My wife and I have a running joke that it’s not a real XTERRA race if your feet don’t get wet.  I knew there was a river crossing, and when I came across it, I was a little bit disappointed.  I put my foot in the mud as a symbolic gesture.   About a mile up the road, I came to the real river crossing, which was about 17 inches deep and took about 4 strides to get through.   My feet were soaked, but I was happy to partake of the ceremonial bathing of the feet.

The Hill at the End
The Hill at the End and the Runner I had been Chasing

The hill at the end of the run was an absolute bear.  I felt my age and my lack of training. The race crew had announced that due to some new development near the park they had to reroute the race at the end so rather than the steep quad-killing hill at the end, there was an even more steep, quad-killing hill.   I just kept telling myself that it was good warm up for Big Sur, which would have similar hills.
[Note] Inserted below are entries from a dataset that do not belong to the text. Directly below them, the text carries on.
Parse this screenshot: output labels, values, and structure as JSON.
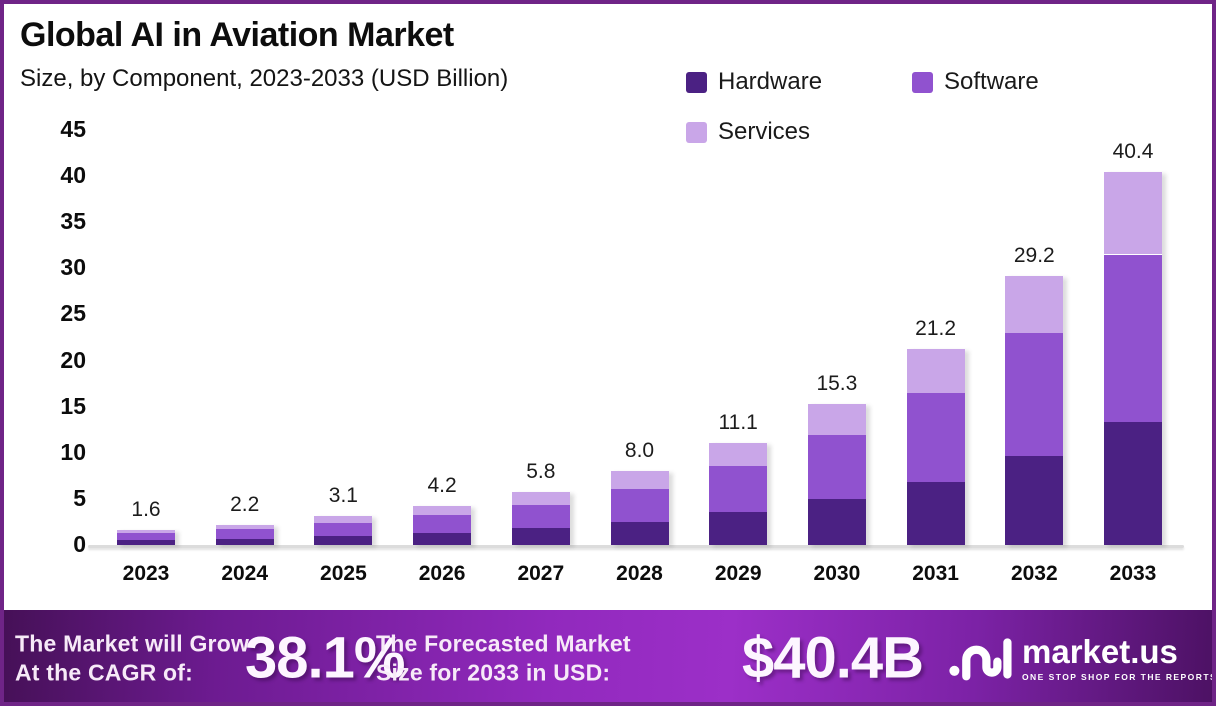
{
  "frame": {
    "border_color": "#6f2487",
    "background": "#ffffff"
  },
  "header": {
    "title": "Global AI in Aviation Market",
    "subtitle": "Size, by Component, 2023-2033 (USD Billion)"
  },
  "legend": {
    "items": [
      {
        "label": "Hardware",
        "color": "#4b2183"
      },
      {
        "label": "Software",
        "color": "#9052cf"
      },
      {
        "label": "Services",
        "color": "#c9a6e8"
      }
    ]
  },
  "chart_data": {
    "type": "bar",
    "stacked": true,
    "title": "Global AI in Aviation Market Size, by Component, 2023-2033 (USD Billion)",
    "xlabel": "",
    "ylabel": "USD Billion",
    "ylim": [
      0,
      45
    ],
    "yticks": [
      0,
      5,
      10,
      15,
      20,
      25,
      30,
      35,
      40,
      45
    ],
    "grid": false,
    "legend_position": "top-right",
    "categories": [
      "2023",
      "2024",
      "2025",
      "2026",
      "2027",
      "2028",
      "2029",
      "2030",
      "2031",
      "2032",
      "2033"
    ],
    "series": [
      {
        "name": "Hardware",
        "color": "#4b2183",
        "values": [
          0.5,
          0.7,
          1.0,
          1.3,
          1.8,
          2.5,
          3.6,
          5.0,
          6.8,
          9.6,
          13.3
        ]
      },
      {
        "name": "Software",
        "color": "#9052cf",
        "values": [
          0.75,
          1.0,
          1.4,
          1.9,
          2.5,
          3.6,
          5.0,
          6.9,
          9.7,
          13.4,
          18.2
        ]
      },
      {
        "name": "Services",
        "color": "#c9a6e8",
        "values": [
          0.35,
          0.5,
          0.7,
          1.0,
          1.5,
          1.9,
          2.5,
          3.4,
          4.7,
          6.2,
          8.9
        ]
      }
    ],
    "totals": [
      "1.6",
      "2.2",
      "3.1",
      "4.2",
      "5.8",
      "8.0",
      "11.1",
      "15.3",
      "21.2",
      "29.2",
      "40.4"
    ]
  },
  "footer": {
    "cagr_label_line1": "The Market will Grow",
    "cagr_label_line2": "At the CAGR of:",
    "cagr_value": "38.1%",
    "forecast_label_line1": "The Forecasted Market",
    "forecast_label_line2": "Size for 2033 in USD:",
    "forecast_value": "$40.4B",
    "logo_text": "market.us",
    "logo_tagline": "ONE STOP SHOP FOR THE REPORTS"
  }
}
My calf hurt and my quads were exhausted; I swear I checked my Garmin every 50 to 75 feet.  Normally on a steep hill like that, I will sometimes walk backwards to get some relief, but my calf wouldn’t support me walking uphill backwards. I tried to sprint near the end, but truth is I hobbled across the finish line.

Finished!
Finished!

I consider myself neither a fast runner nor a particularly good one.  What I am is stubborn with boarderline pig-headed tendencies.   My conditioning is the poorest it’s been in a few years.  This race was humbling.   The fact that I hadn’t run much in the weeks leading up to it was a small consolation.

After the race I caught up with the woman who I had been chasing for 6 miles.   Turns out she saw me rolling my calf at mile 3 and I was motivating her to keep going,  Apparently she didn’t want to be passed by the guy hobbling the race.   I guess that was good to know.

One could also look at this race and say, that for the second time in a month, I couldn’t complete a 3 mile run without calf problems.  I would ignore such a person.   It’s important to state goals and tasks clearly.   I told myself that if I finished this race, I was going to run Big Sur.   I finished the race with some minor problems, but I finished.   Life is always going to bring us problems.  There will always be limitations, some external, some internal.  What are you going to do?  Wait for Search & Rescue to bring you home?